Thomas Haigh, a professor and chair of UW-Milwaukee’s history department, is the visionary behind this unique space. Over the years, he meticulously assembled the collection through eBay finds, faculty contributions, donations from the community, and his private collection.
In an interview with WPR’s “Wisconsin Today,” Haigh explained his motivation: “I realized that if I put together a lab with — initially, I had maybe eight computers — as a cross-section of the development from the Apple II through to the early 2000s, that they’d be able to experience what it was like to use the computers in a way that they’d never be able to have if they were just reading about them.”
The rapid evolution of computing technology is a key theme in Haigh’s narrative. He notes that while many aspects of modern life, like kitchen appliances and housing, have seen only incremental changes over the decades, computing technology has transformed at a remarkable pace.
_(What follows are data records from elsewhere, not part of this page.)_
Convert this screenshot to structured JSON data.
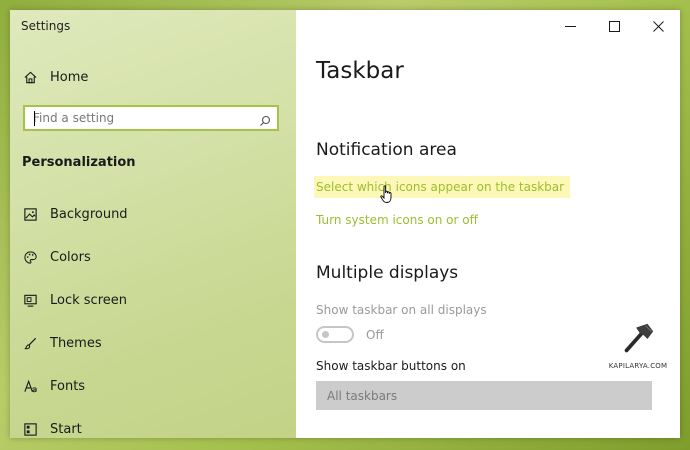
{
  "window": {
    "title": "Settings"
  },
  "sidebar": {
    "home_label": "Home",
    "search_placeholder": "Find a setting",
    "section_label": "Personalization",
    "items": [
      {
        "label": "Background",
        "icon": "picture-icon"
      },
      {
        "label": "Colors",
        "icon": "palette-icon"
      },
      {
        "label": "Lock screen",
        "icon": "monitor-icon"
      },
      {
        "label": "Themes",
        "icon": "brush-icon"
      },
      {
        "label": "Fonts",
        "icon": "font-icon"
      },
      {
        "label": "Start",
        "icon": "start-icon"
      }
    ]
  },
  "main": {
    "page_title": "Taskbar",
    "notification_area": {
      "heading": "Notification area",
      "link_select_icons": "Select which icons appear on the taskbar",
      "link_system_icons": "Turn system icons on or off"
    },
    "multiple_displays": {
      "heading": "Multiple displays",
      "show_taskbar_label": "Show taskbar on all displays",
      "toggle_state": "Off",
      "buttons_on_label": "Show taskbar buttons on",
      "buttons_on_value": "All taskbars"
    }
  },
  "watermark": {
    "text": "KAPILARYA.COM"
  },
  "colors": {
    "accent_link": "#9cbe2f",
    "highlight": "#fdf8b7",
    "search_border": "#a6c349"
  }
}
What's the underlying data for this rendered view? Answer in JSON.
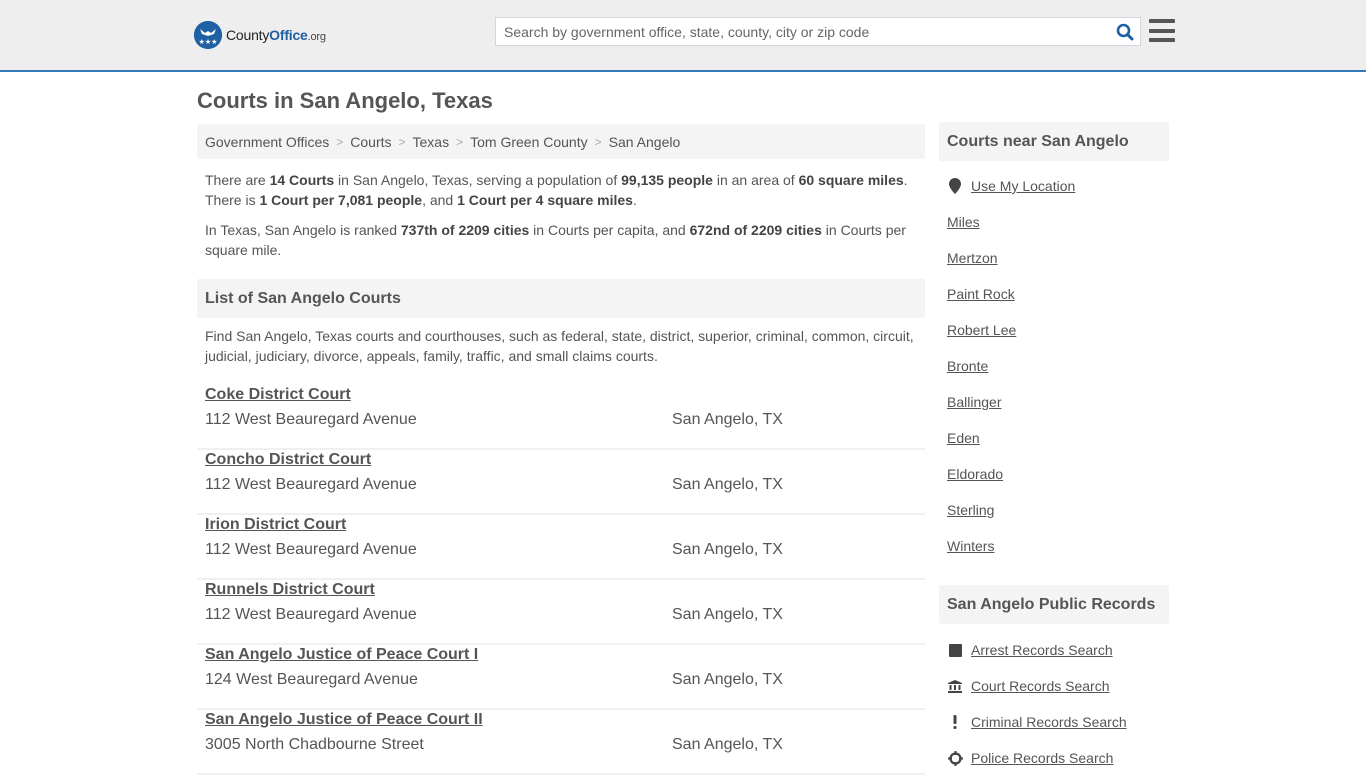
{
  "header": {
    "logo": {
      "name": "County",
      "accent": "Office",
      "tld": ".org"
    },
    "search": {
      "placeholder": "Search by government office, state, county, city or zip code",
      "value": ""
    },
    "accent_color": "#337ab7"
  },
  "page_title": "Courts in San Angelo, Texas",
  "breadcrumb": [
    "Government Offices",
    "Courts",
    "Texas",
    "Tom Green County",
    "San Angelo"
  ],
  "intro": {
    "p1": [
      "There are ",
      "14 Courts",
      " in San Angelo, Texas, serving a population of ",
      "99,135 people",
      " in an area of ",
      "60 square miles",
      ". There is ",
      "1 Court per 7,081 people",
      ", and ",
      "1 Court per 4 square miles",
      "."
    ],
    "p2": [
      "In Texas, San Angelo is ranked ",
      "737th of 2209 cities",
      " in Courts per capita, and ",
      "672nd of 2209 cities",
      " in Courts per square mile."
    ]
  },
  "list_section": {
    "title": "List of San Angelo Courts",
    "description": "Find San Angelo, Texas courts and courthouses, such as federal, state, district, superior, criminal, common, circuit, judicial, judiciary, divorce, appeals, family, traffic, and small claims courts."
  },
  "courts": [
    {
      "name": "Coke District Court",
      "address": "112 West Beauregard Avenue",
      "city": "San Angelo, TX"
    },
    {
      "name": "Concho District Court",
      "address": "112 West Beauregard Avenue",
      "city": "San Angelo, TX"
    },
    {
      "name": "Irion District Court",
      "address": "112 West Beauregard Avenue",
      "city": "San Angelo, TX"
    },
    {
      "name": "Runnels District Court",
      "address": "112 West Beauregard Avenue",
      "city": "San Angelo, TX"
    },
    {
      "name": "San Angelo Justice of Peace Court I",
      "address": "124 West Beauregard Avenue",
      "city": "San Angelo, TX"
    },
    {
      "name": "San Angelo Justice of Peace Court II",
      "address": "3005 North Chadbourne Street",
      "city": "San Angelo, TX"
    }
  ],
  "sidebar": {
    "near": {
      "title": "Courts near San Angelo",
      "use_location": "Use My Location",
      "cities": [
        "Miles",
        "Mertzon",
        "Paint Rock",
        "Robert Lee",
        "Bronte",
        "Ballinger",
        "Eden",
        "Eldorado",
        "Sterling",
        "Winters"
      ]
    },
    "records": {
      "title": "San Angelo Public Records",
      "items": [
        {
          "label": "Arrest Records Search",
          "icon": "square-icon"
        },
        {
          "label": "Court Records Search",
          "icon": "courthouse-icon"
        },
        {
          "label": "Criminal Records Search",
          "icon": "exclamation-icon"
        },
        {
          "label": "Police Records Search",
          "icon": "crosshair-icon"
        }
      ]
    }
  }
}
“There hasn’t been an enormous amount of change in, say, the kitchen equipment that you use. The houses we live in have not changed very much at all in the last 50 years … streets, airplanes. It’s very incremental,” Haigh shared. “But because the tech stuff has changed so fast, it’s extremely easy to go through your life without coming across an old IBM PC or an Apple II, because that stuff just gets pushed into closets and attics and then usually gets discarded.”
The 1990s, Haigh argues, were a particularly transformative decade, marked by the widespread adoption of email, the internet, and advanced computing hardware capable of running pioneering 3D video games.
“I think tech was moving a lot quicker back then,” he remarked. “Computers would be obsolete in a year or two. Everyone would want to upgrade to the latest thing and find somebody else to take their old computer. Now, most of the stuff we do have is going to work just fine on a phone that’s three years old or a laptop that’s 5 years old.”

For students like Wyatt Thies, an undergraduate history major at UW-Milwaukee, the Retrolab offers more than just a glimpse into the past; it provides a tangible connection to history. Thies, who dedicates time to maintaining the lab’s equipment, finds that working with these machines evokes memories of his uncle’s passion for computers in their early days.
“When he was in high school, computers first became accessible, and he did a lot of programming,” Thies recalled. “When I…walk in this lab, I kind of feel like I can see him messing around with the old Apple II or like some of the stuff that I’m doing now — trying to learn about the past — he did in the present in his time.”
Thies emphasizes that engaging with these vintage systems offers a depth of understanding that reading alone cannot provide. “Being able to experience it in a moment — being able to play like the original Tetris on the Atari, things like that — it’s very, very satisfying,” he said. “And a lab like this is probably the only easy way to live those moments.”